Reports indicate that  Nyatsuro and his wife, Veronica, have connections to President Robert Mugabe's wife, Grace.

Rankin and his wife Anita said mounting legal bills were becoming too much and they had intended to leave the farm. However, they wanted to wait until they had harvested the £300 000 tobacco crop that they obtained a loan to plant.

Land reforms

However, on Friday, police entered the property and allegedly loaded the Rankins' furniture into trucks and drove away. The farmer was then arrested and taken to a police station, where he was later released, the report said.

This comes as the Zimbabwean government announce in January that it would allow white commercial farmers to lease land in "strategic areas" in order to help improve and redevelop the nation's economy.

According to Land and Rural Resettlement Minister Douglass Mambeshora, the duration of the leases given to the farmers would depend on the type of farming operations.

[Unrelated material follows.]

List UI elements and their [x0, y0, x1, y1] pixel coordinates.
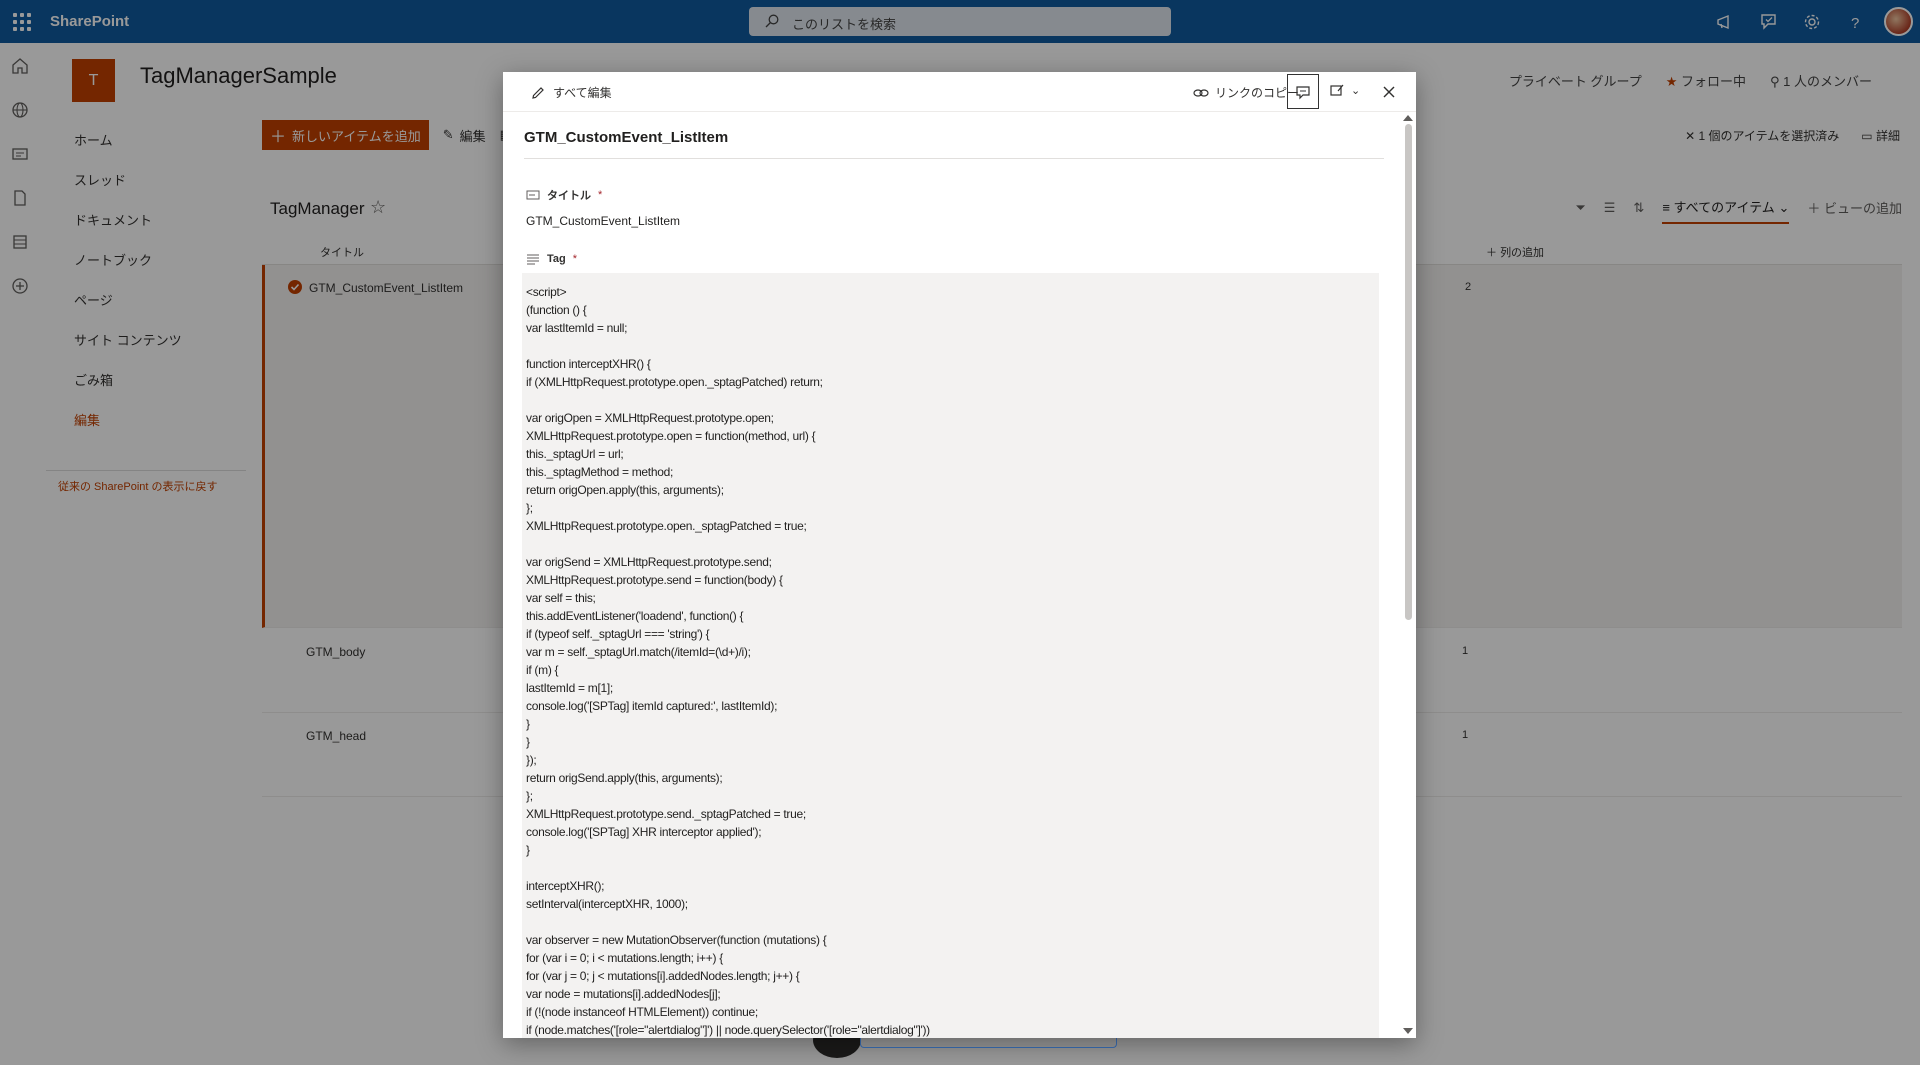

Mugabe and his ruling Zanu-PF party launched a set of land reforms in 2000, taking over white-owned farms to resettle landless blacks.

At the time, Mugabe said the reforms were meant to correct colonial land ownership imbalances.

At least 4 000 white commercial farmers were evicted from their farms.

The land seizures were often violent, claiming the lives of several white farmers during clashes with veterans of Zimbabwe's 1970s liberation struggle.

Critics of the reforms have blamed the programme for low production on the farms as the majority of the beneficiaries lacked the means and skills to work the land.